Oh, darling, never say now that the luck isn’t on our side sometimes. Something even bigger than luck, perhaps. That we should save that last, wonderful evening out of the wreck — so perfect, so unspeakably wonderful — our evening of marvellous love. Just think — that it should be your last night, and that he should be called out suddenly like that, and ask you, himself, not to go before he got back. And even then, if it hadn’t been the girl’s night out, we shouldn’t have been safe. But it was, by such incredible luck, Petra mine.

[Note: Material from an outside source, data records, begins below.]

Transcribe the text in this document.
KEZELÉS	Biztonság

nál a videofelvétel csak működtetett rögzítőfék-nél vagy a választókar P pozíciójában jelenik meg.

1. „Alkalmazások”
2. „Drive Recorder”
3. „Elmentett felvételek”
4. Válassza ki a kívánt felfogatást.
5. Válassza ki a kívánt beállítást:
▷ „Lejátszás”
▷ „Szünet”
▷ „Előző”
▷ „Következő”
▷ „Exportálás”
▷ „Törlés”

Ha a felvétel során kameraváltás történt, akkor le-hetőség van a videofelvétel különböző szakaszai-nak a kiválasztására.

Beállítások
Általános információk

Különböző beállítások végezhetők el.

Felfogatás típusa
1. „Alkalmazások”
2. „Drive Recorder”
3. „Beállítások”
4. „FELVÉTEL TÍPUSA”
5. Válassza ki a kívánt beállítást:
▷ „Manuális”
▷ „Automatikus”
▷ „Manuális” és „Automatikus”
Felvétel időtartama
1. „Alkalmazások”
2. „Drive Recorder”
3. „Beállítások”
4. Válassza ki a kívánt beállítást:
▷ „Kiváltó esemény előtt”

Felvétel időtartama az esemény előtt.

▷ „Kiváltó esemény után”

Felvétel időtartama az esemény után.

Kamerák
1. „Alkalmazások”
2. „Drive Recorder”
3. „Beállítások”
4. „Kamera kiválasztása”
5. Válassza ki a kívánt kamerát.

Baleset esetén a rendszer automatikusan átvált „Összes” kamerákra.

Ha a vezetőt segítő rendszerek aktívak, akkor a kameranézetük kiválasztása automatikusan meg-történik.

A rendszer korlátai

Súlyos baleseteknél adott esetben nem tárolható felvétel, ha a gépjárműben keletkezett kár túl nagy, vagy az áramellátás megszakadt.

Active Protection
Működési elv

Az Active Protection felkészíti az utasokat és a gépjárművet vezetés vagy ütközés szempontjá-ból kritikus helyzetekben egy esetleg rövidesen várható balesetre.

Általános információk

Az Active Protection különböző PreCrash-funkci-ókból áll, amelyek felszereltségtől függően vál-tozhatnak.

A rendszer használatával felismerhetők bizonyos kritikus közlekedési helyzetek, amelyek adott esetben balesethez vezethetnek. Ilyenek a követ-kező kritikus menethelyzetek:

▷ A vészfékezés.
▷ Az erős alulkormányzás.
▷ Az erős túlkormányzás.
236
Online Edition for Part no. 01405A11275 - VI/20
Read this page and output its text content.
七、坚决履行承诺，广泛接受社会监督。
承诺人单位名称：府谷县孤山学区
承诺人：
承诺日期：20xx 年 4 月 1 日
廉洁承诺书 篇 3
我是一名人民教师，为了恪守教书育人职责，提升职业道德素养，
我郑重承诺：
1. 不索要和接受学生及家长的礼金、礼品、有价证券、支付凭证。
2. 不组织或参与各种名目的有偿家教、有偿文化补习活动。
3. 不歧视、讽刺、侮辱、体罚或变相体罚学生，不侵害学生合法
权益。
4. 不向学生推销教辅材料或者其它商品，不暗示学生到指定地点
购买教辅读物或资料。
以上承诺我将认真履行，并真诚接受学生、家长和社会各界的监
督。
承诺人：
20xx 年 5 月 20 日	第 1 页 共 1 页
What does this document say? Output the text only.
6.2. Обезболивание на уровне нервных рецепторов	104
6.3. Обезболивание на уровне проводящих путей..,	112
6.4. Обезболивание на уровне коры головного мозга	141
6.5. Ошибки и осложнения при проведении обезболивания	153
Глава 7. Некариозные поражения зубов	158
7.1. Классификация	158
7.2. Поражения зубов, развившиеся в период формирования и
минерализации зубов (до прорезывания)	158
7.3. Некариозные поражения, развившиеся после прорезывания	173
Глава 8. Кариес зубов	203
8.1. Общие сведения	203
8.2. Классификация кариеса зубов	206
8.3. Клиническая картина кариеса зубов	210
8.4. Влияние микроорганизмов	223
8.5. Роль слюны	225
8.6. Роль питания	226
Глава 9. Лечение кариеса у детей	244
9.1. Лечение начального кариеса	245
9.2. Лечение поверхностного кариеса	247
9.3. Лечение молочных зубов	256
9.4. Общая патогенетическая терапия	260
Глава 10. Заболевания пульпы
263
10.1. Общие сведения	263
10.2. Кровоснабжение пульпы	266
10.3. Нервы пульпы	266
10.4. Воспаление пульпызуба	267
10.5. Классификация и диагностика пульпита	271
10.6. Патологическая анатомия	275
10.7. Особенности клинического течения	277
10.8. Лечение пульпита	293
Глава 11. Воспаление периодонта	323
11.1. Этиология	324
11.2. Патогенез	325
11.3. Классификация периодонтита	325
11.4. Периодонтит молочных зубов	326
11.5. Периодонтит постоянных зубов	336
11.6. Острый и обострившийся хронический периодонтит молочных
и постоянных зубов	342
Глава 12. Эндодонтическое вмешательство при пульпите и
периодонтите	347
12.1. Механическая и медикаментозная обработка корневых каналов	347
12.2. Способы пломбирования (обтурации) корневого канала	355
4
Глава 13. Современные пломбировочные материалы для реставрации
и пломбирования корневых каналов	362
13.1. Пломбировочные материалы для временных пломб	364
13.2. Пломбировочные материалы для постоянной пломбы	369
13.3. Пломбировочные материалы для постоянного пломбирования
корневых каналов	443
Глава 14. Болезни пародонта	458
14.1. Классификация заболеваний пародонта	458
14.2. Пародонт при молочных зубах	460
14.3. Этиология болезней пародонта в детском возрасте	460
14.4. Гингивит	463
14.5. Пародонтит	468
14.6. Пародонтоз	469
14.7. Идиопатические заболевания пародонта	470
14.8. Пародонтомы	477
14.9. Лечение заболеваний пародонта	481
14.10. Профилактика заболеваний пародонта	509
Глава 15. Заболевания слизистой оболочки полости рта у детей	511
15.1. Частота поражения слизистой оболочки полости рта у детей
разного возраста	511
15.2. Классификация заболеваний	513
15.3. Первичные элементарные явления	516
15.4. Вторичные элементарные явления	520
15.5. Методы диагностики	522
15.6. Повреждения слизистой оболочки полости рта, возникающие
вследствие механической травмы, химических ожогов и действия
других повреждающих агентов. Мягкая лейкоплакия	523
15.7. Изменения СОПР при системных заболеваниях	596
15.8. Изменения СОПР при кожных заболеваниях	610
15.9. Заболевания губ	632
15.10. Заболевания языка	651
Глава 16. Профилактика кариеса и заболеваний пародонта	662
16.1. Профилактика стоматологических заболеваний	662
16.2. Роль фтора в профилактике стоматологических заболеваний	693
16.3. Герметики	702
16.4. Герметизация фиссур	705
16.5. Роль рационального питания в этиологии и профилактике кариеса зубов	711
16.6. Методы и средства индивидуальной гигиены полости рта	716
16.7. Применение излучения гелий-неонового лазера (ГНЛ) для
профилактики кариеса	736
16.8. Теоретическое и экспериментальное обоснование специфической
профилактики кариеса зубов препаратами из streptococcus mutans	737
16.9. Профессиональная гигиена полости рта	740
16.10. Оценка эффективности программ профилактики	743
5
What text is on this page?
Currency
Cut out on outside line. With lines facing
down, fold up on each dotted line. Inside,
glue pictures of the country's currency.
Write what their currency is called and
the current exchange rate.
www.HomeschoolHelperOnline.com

Do you know, there was a moment when I was frightened. I thought, for a horrible minute, that he had suspected something after all, and had only pretended to go out, and would come slinking back on purpose to catch us. Did that occur to you? And were you afraid to say anything, lest I should be frightened? I was. And then, quite suddenly, I felt certain, absolutely certain that it was all right. We were being watched over, Petra. We had been given that great hour — a little bit of eternity, just for you and me. God must be sorry for us. I can’t believe it was sin — no one could commit a sin and be so happy. Sin doesn’t exist, the conventional kind of sin, I mean — only lovingness and unlovingness — people like you and me, and people like him. I wonder what Mr Perry would say to that. He is just crossing the road now to Benediction, as he calls it. He thinks he knows all about what is right and what is wrong, but lots of people think his candles and incense wicked, and call him a papist and idolater and things like that. And yet, out of his little, cold, parish experience, he would set himself up to make silly laws for you, darling, who are big and free and splendid. How absurd it all is! He preached such a funny sermon the other day, about the Law and the Gospel. He said, if we wouldn’t do as the Gospel said, and keep good for the love of God, then we should be punished by the Law.